The regions of England and Wales with the highest proportion of LGB+ residents are represented in parliament almost exclusively by Labor MPs, new census figures show.
Only three of the top 50 constituencies with the highest proportion of people who identify as gay or lesbian, bisexual or other sexual orientation (LGB+) are represented by a Conservative: the Cities of London and Westminster (in 27th place with 6.8%) . Lincoln (35th, 5.9%) and Bournemouth West (43rd, 5.5%).
By contrast, 42 of the 50 are Labor-held seats, including eight of the top 10 and two of the top three: Brighton Kemptown (in second place on 10.3%) and Vauxhall (third place, 10.0% ).
The figures have been compiled by the PA news agency using data for England and Wales from the 2021 census, which was the first of its kind to ask people to record their sexual orientation.
The constituency with the highest proportion of LGB+ residents is Brighton Pavilion, with 11.9%, represented since 2010 by the only Green Party MP, Caroline Lucas.
The rest of the top 50 is made up of three seats held by independents – all former Labor MPs – and one Lib Dem.
Many constituencies at the top of the table are based in large cities or areas with large student populations, such as Manchester, Leeds, Cardiff and Bristol, while 23 of the top 50 are in London.
The findings echo previous census analysis by the Office for National Statistics (ONS), which showed that local authorities with a relatively high proportion of 16 to 24-year-olds identifying as LGB+ tended to have one or more universities.
The lower end of the table is more dominated by rural and less populated areas, although the bottom 50 includes some London seats currently held by Labour, such as Dagenham & Rainham and Ilford North, as well as the Buckinghamshire seat of Chesham & Amersham. the Lib Dems beat the Conservatives in the 2021 by-election.
There is a random pattern at the top and bottom of the list, with Conservative MPs representing exactly one-fifth (20) of the 100 seats with the highest proportion of LGB+ residents, but four-fifths (80) of the 100 seats with the lowest .
However, although the vast majority of seats towards the bottom of the list are currently held by the Tories, including 39 of the bottom 50, three of the bottom five are held by Labour: Birmingham Hodge Hill, Luton North and Sefton Central .
Rayleigh & Wickford in Essex, a Conservative seat, has the lowest rate of all 573 constituencies in England and Wales, at 1.5%.
Census data for England and Wales is released gradually by the ONS, with constituency-level data released in recent weeks.
The data shows a similar trend for seats with the highest proportion of residents who told the census their gender identity was different from their sex recorded at birth, with Labor seats accounting for 42 of the top 50, including nine of Top 10 and the entire top five.
Birmingham Ladywood tops this list, with 1.64% of residents saying their gender identity is different to that at birth, followed by East Ham and Tottenham (both 1.57%) , followed by Edmonton (1.51%) and Brent Central (1.47%).
These numbers are shown to two decimal places because the differences between the percentages are very small.
Around 46 of the bottom 50 seats are held by the Tories, with the lowest figure for the Derbyshire Dales (0.19%) followed by Raleigh and Wickford and South West Devon (both 0.21%).
Cities and areas with large student populations once again dominate constituencies towards the top of the list, although only one seat appears in both the LGB+ and gender top 10: Bermondsey & Old Southwark in south London, held by the independent (former Labor) MP Neil Coyle. .
Responding to the findings, Robbie de Santos, director of communications at LGBT charity Stonewall, said: “The 2021 census showed what many of us already knew: LGBTQ+ people live in every part of England and Wales.
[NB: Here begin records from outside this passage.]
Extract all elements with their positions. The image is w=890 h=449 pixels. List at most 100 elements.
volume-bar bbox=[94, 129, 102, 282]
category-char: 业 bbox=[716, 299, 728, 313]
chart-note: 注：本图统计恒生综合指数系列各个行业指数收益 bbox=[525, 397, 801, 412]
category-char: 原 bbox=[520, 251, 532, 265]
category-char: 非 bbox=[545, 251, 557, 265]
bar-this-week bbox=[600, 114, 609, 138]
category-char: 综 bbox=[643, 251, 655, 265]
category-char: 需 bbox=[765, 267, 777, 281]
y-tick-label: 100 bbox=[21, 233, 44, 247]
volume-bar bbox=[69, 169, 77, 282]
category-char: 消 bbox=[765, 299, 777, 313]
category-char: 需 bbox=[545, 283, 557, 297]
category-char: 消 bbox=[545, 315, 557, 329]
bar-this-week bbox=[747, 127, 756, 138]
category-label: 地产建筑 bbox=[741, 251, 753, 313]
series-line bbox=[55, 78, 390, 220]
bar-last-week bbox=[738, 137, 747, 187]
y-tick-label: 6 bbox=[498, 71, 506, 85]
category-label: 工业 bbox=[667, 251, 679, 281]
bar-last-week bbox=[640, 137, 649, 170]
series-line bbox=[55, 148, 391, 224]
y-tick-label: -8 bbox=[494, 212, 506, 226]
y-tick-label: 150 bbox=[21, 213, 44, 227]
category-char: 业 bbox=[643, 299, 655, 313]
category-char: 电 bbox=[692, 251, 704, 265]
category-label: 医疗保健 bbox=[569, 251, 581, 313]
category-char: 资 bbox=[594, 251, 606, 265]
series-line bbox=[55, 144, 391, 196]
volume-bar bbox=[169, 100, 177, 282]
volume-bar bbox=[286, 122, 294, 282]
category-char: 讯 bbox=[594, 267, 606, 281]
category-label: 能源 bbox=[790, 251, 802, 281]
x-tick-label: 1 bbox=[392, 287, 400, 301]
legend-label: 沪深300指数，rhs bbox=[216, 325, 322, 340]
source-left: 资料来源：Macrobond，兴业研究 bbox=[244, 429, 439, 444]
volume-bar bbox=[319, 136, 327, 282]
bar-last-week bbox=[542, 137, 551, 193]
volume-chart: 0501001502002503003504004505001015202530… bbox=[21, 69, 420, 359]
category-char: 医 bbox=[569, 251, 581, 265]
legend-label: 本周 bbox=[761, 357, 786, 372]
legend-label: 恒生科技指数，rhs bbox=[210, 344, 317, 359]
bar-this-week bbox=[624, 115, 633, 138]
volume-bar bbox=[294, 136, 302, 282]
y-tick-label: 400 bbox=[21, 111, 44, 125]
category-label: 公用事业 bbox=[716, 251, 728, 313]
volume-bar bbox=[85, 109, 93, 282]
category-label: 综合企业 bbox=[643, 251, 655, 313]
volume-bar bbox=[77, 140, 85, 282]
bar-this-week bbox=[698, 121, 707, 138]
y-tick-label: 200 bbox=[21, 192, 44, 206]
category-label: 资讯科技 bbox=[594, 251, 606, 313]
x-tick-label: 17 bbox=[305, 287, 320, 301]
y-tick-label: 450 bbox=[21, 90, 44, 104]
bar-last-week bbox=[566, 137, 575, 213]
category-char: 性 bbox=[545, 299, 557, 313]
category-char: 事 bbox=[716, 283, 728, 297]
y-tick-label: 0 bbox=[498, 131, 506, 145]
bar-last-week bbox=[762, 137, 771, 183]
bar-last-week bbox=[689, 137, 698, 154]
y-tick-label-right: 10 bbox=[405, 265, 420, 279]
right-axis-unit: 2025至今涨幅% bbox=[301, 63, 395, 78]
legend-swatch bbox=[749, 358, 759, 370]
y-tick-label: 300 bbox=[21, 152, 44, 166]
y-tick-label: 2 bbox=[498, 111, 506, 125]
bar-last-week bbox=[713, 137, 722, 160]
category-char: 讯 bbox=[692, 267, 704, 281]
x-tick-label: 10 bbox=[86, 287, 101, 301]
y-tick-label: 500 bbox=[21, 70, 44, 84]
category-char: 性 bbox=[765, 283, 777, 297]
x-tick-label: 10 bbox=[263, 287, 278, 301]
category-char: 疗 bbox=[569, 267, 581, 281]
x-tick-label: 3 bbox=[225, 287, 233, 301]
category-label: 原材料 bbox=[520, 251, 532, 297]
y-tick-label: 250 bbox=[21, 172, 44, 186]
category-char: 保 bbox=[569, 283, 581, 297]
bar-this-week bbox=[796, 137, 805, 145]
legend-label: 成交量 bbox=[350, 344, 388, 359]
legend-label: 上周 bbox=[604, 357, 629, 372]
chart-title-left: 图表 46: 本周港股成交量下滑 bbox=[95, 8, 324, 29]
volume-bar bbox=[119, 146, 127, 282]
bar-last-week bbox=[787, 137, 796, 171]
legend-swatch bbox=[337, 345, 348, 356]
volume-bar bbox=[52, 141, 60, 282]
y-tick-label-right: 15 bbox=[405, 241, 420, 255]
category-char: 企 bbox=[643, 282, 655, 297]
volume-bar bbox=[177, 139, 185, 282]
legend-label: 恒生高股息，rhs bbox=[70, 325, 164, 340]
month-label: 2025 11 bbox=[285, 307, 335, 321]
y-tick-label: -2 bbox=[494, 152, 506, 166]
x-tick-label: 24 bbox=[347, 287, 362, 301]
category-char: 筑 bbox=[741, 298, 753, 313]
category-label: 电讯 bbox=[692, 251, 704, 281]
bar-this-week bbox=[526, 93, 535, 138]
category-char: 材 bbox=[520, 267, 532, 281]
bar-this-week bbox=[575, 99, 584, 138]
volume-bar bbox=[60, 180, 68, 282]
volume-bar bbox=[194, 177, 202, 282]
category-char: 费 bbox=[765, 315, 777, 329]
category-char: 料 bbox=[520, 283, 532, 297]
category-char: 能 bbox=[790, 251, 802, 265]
We are part of every community and always have been.
“The census also showed that the percentage of people who are willing to identify as LGBTQ+ is increasing among younger generations, who tend to live in more urban areas.
“However, LGBTQ+ people live in every constituency and there are far more people who love and care about us across the country. Every political party and parliamentary candidate should consider how our community and loved ones will consider the parties’ commitments to an LGBTQ+ inclusive society at the ballot box.”
The census took place in England and Wales on 21 March 2021 and for the first time included a question about sexual orientation, which was voluntary and only addressed to people aged 16 and over.
Respondents could choose between straight or heterosexual. gay or lesbian? bisexual; and “other sexual orientation,” which also invited people to write in the orientation they identified with.
About 44.9 million people (92.5% of the population aged 16 and over) answered the question.